The U.S. industrial sector remains attractive to global investors, too, according to Scoville, with leasing picking up steam in recent quarters despite remaining well below pre-pandemic
averages — with the exception of the Dallas, Phoenix and Columbus, Ohio, markets. Scoville noted that there are “attractive” investment opportunities on expiring leases in Dallas, Atlanta and Chicago that would net higher values based on current market rental values for industrial in those markets. He added that industrial construction starts have remained “muted” compared to previous years.
Global investor demand for office assets has been largely limited to New York and, to a smaller extent, San Francisco. Scoville noted that San Francisco is about 18 months behind New York in terms of capital markets’ interest in office properties from institutional investors, and he noted that the Big Apple is aided by increased physical occupancy in many Manhattan Class A buildings compared to other cities.
“The folks that are leading the acquisition charge and taking advantage of significantly reset prices are mostly high-net-worth family offices and private capital, but New York has moved from that non-institutional part of the cycle into the institutional part of the cycle,” Scoville said.
“The reset in pricing doesn’t come around often, as over the course of a 40-year career you might see maybe four downturns, and this one in the office sector in particular is pretty significant with these prices 50 to 70 percent below pre-pandemic valuations. And that is hard to ignore.”

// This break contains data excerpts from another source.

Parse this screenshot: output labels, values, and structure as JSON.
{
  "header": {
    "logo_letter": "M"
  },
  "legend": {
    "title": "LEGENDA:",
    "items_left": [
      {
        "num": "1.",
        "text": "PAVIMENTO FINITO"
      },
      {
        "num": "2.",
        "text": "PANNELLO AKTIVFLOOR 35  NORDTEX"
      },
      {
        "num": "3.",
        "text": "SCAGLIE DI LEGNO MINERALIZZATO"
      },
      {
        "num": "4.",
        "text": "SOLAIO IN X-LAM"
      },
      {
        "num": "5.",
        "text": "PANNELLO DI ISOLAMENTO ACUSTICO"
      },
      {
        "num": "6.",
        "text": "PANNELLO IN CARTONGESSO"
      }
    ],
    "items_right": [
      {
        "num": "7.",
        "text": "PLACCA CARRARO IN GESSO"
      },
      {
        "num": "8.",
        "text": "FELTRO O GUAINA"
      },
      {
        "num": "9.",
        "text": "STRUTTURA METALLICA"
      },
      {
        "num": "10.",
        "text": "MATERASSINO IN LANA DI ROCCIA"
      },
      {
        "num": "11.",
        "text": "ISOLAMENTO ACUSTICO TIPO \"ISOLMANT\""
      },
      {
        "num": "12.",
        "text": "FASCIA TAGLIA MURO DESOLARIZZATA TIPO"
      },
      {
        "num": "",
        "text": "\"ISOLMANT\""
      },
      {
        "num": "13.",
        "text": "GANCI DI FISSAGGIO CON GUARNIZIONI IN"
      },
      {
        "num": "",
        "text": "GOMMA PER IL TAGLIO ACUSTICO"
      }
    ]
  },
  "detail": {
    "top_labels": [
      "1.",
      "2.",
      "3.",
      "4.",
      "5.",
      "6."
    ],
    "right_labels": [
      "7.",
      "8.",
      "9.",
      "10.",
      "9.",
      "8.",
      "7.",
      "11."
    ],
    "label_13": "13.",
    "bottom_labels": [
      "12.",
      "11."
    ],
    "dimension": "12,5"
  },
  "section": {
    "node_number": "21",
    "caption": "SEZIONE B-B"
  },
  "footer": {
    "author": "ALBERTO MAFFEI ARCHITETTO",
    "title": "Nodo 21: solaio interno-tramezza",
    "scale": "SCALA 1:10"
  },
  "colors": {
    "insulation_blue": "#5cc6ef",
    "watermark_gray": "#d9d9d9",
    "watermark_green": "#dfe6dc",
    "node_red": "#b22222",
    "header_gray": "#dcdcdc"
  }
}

Foreign investor interest in the New York office market was underscored last summer when Saudi Arabia’s Public Investment Fund took a two-thirds stake in Related Companies’ planned tower at 625 Madison Avenue, some 840,000 square feet of which is likely to be office space.
Tokyo-based Mori Building Company also acquired an 11 percent stake in One Vanderbilt Avenue from SL Green Realty in late 2024. The 73-story office tower next to Grand Central Terminal opened in December 2020 during the height of the COVID-19 pandemic and is now 100 percent leased, with top asking rents over $300 per square foot.

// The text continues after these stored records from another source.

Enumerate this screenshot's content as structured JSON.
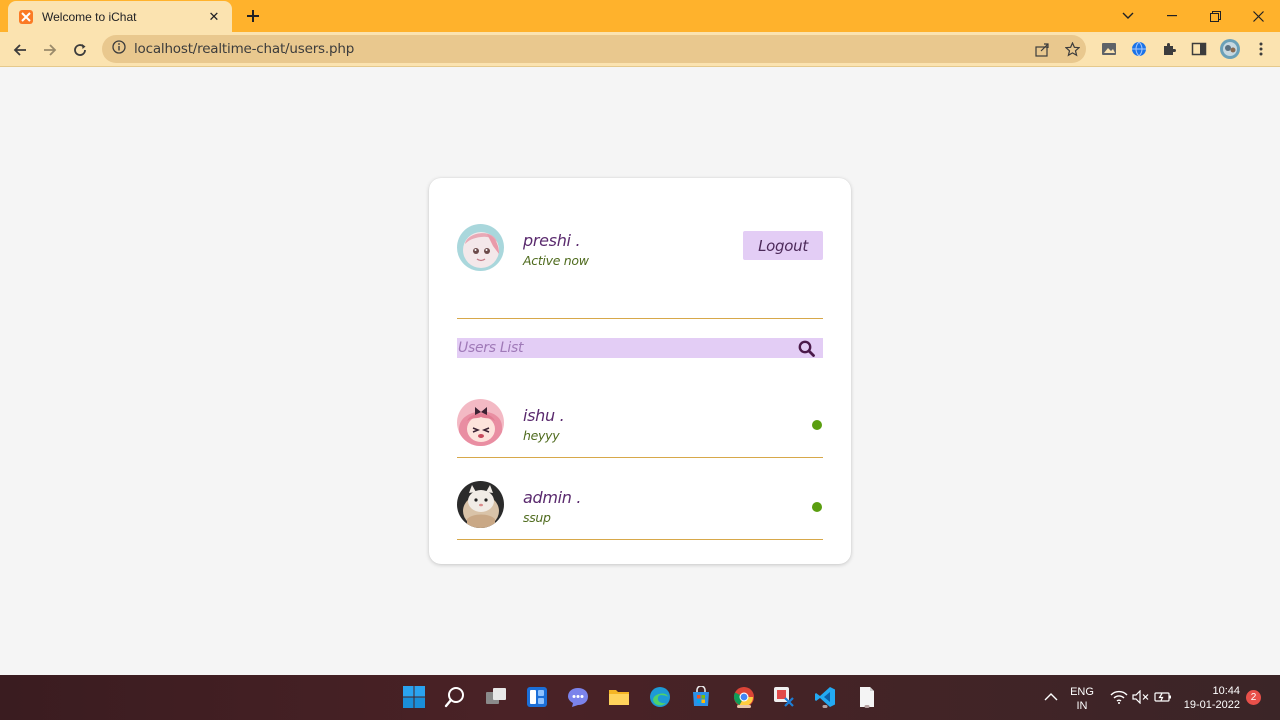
{
  "browser": {
    "tab_title": "Welcome to iChat",
    "url": "localhost/realtime-chat/users.php"
  },
  "chat": {
    "current_user": {
      "name": "preshi .",
      "status": "Active now"
    },
    "logout_label": "Logout",
    "search_placeholder": "Users List",
    "users": [
      {
        "name": "ishu .",
        "last_message": "heyyy",
        "online": true
      },
      {
        "name": "admin .",
        "last_message": "ssup",
        "online": true
      }
    ],
    "colors": {
      "accent_purple": "#e3cdf5",
      "divider_gold": "#d7a84a",
      "online_green": "#5a9e10",
      "title_bar": "#ffb22c"
    }
  },
  "taskbar": {
    "language": "ENG",
    "region": "IN",
    "time": "10:44",
    "date": "19-01-2022",
    "notification_count": "2"
  }
}
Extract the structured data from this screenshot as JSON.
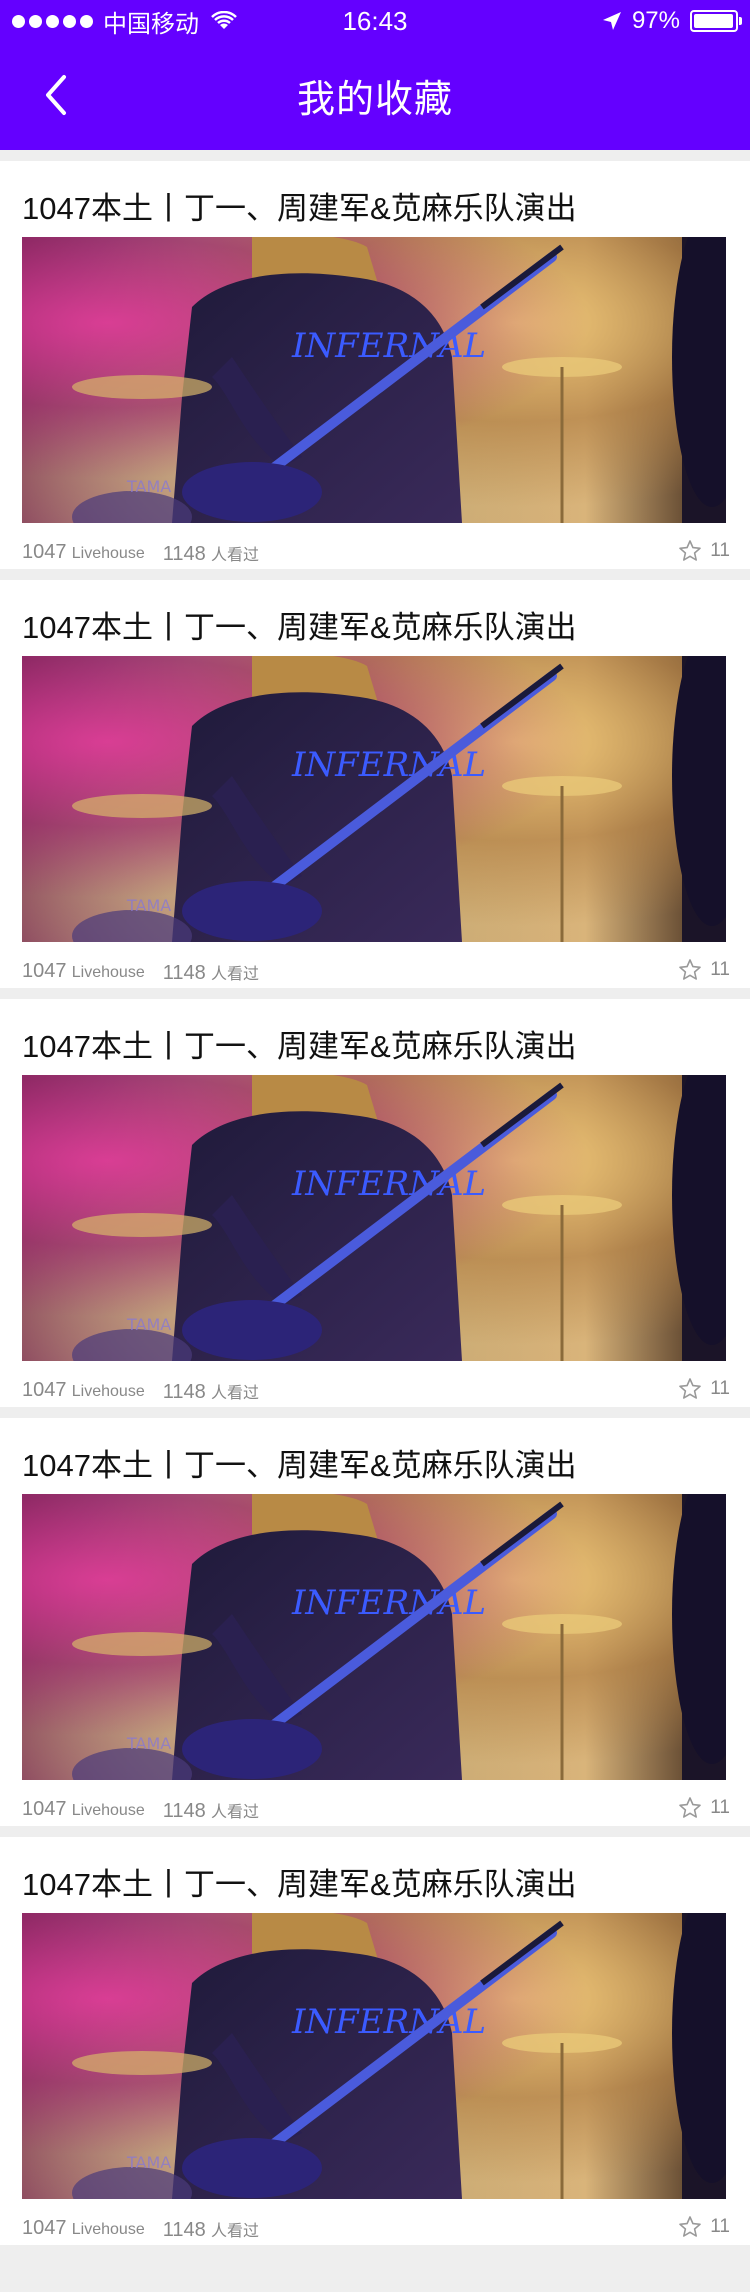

Charles said global investors are approaching U.S. office deals selectively both in terms of the location of the asset and the quality of the sponsor. He said newer office towers in Manhattan are especially appealing given the sharp demand for Class A properties and so little new space under construction. However, it is still unclear if that will eventually translate into more foreign investments in buildings just below the Class A benchmark.
“I have been told anecdotally that, to the extent that there are developers who are going to have a building up in four years, they already have anchor tenants in place,” Charles said. “What remains to be seen is what type of ripple effect that ultimately has, as not everyone can afford $300 or $275 or $250 a foot rents.”

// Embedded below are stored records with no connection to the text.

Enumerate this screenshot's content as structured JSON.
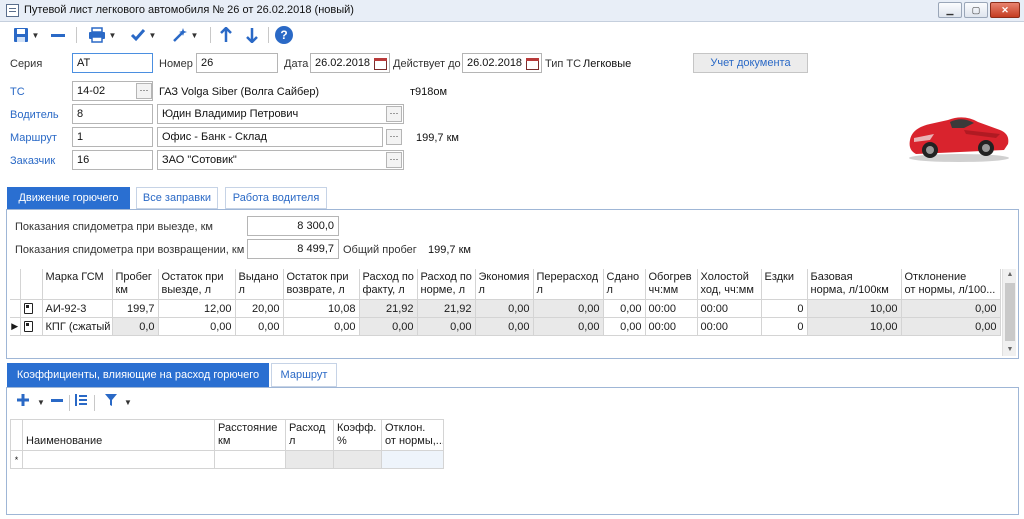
{
  "window": {
    "title": "Путевой лист легкового автомобиля № 26 от 26.02.2018 (новый)",
    "min": "▁",
    "max": "▢",
    "close": "✕"
  },
  "toolbar": {
    "save_icon": "floppy-disk-icon",
    "remove_icon": "minus-icon",
    "print_icon": "printer-icon",
    "approve_icon": "checkmark-icon",
    "wand_icon": "magic-wand-icon",
    "up_icon": "arrow-up-icon",
    "down_icon": "arrow-down-icon",
    "help_label": "?"
  },
  "form": {
    "series_label": "Серия",
    "series_value": "АТ",
    "number_label": "Номер",
    "number_value": "26",
    "date_label": "Дата",
    "date_value": "26.02.2018",
    "valid_label": "Действует до",
    "valid_value": "26.02.2018",
    "type_label": "Тип ТС",
    "type_value": "Легковые",
    "account_button": "Учет документа",
    "vehicle_label": "ТС",
    "vehicle_code": "14-02",
    "vehicle_name": "ГАЗ Volga Siber (Волга Сайбер)",
    "vehicle_plate": "т918ом",
    "driver_label": "Водитель",
    "driver_code": "8",
    "driver_name": "Юдин Владимир Петрович",
    "route_label": "Маршрут",
    "route_code": "1",
    "route_name": "Офис - Банк - Склад",
    "route_distance": "199,7 км",
    "customer_label": "Заказчик",
    "customer_code": "16",
    "customer_name": "ЗАО \"Сотовик\"",
    "ellipsis": "···"
  },
  "tabs_top": [
    "Движение горючего",
    "Все заправки",
    "Работа водителя"
  ],
  "fuel": {
    "odometer_out_label": "Показания спидометра при выезде, км",
    "odometer_out_value": "8 300,0",
    "odometer_in_label": "Показания спидометра при возвращении, км",
    "odometer_in_value": "8 499,7",
    "total_label": "Общий пробег",
    "total_value": "199,7 км"
  },
  "fuel_table": {
    "headers": [
      [
        "Марка ГСМ",
        ""
      ],
      [
        "Пробег",
        "км"
      ],
      [
        "Остаток при",
        "выезде, л"
      ],
      [
        "Выдано",
        "л"
      ],
      [
        "Остаток при",
        "возврате, л"
      ],
      [
        "Расход по",
        "факту, л"
      ],
      [
        "Расход по",
        "норме, л"
      ],
      [
        "Экономия",
        "л"
      ],
      [
        "Перерасход",
        "л"
      ],
      [
        "Сдано",
        "л"
      ],
      [
        "Обогрев",
        "чч:мм"
      ],
      [
        "Холостой",
        "ход, чч:мм"
      ],
      [
        "Ездки",
        ""
      ],
      [
        "Базовая",
        "норма, л/100км"
      ],
      [
        "Отклонение",
        "от нормы, л/100..."
      ]
    ],
    "rows": [
      [
        "АИ-92-3",
        "199,7",
        "12,00",
        "20,00",
        "10,08",
        "21,92",
        "21,92",
        "0,00",
        "0,00",
        "0,00",
        "00:00",
        "00:00",
        "0",
        "10,00",
        "0,00"
      ],
      [
        "КПГ (сжатый",
        "0,0",
        "0,00",
        "0,00",
        "0,00",
        "0,00",
        "0,00",
        "0,00",
        "0,00",
        "0,00",
        "00:00",
        "00:00",
        "0",
        "10,00",
        "0,00"
      ]
    ]
  },
  "tabs_bottom": [
    "Коэффициенты, влияющие на расход горючего",
    "Маршрут"
  ],
  "coef_toolbar": {
    "add_icon": "plus-icon",
    "remove_icon": "minus-icon",
    "list_icon": "list-icon",
    "filter_icon": "filter-icon"
  },
  "coef_table": {
    "headers": [
      [
        "Наименование",
        ""
      ],
      [
        "Расстояние",
        "км"
      ],
      [
        "Расход",
        "л"
      ],
      [
        "Коэфф.",
        "%"
      ],
      [
        "Отклон.",
        "от нормы,..."
      ]
    ],
    "new_row_marker": "*"
  },
  "colors": {
    "accent": "#2a6fd1",
    "link": "#2a69c6",
    "car": "#d9232d"
  }
}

The U.S. recorded its strongest office absorption since spring 2019 during the third quarter of 2025, according to the Hines report. While the sector has been boosted by a slowdown in construction starts, which puts upward pressure on rents, a broader U.S. recovery will hinge on demand trends displayed during last year’s third quarter and continuing throughout 2026, according to the Hines report.
As for data centers — the CRE asset class du jour — the U.S. has also attracted plenty of global capital. However, constraints related to producing enough power to sustain data centers’ electrical demands have created plenty of questions about the sector’s growth potential, Scoville said. Another unknown as far as attracting more institutional global capital for data centers is that some consider it a real estate investment while others view it as infrastructure, he added.
HSF Kramer’s Charles said clients he works with across the globe have not yet hopped aboard the data center bandwagon.
“There may be others,” he said, “but I don’t have anybody from Germany clamoring to invest in a data center in Virginia.”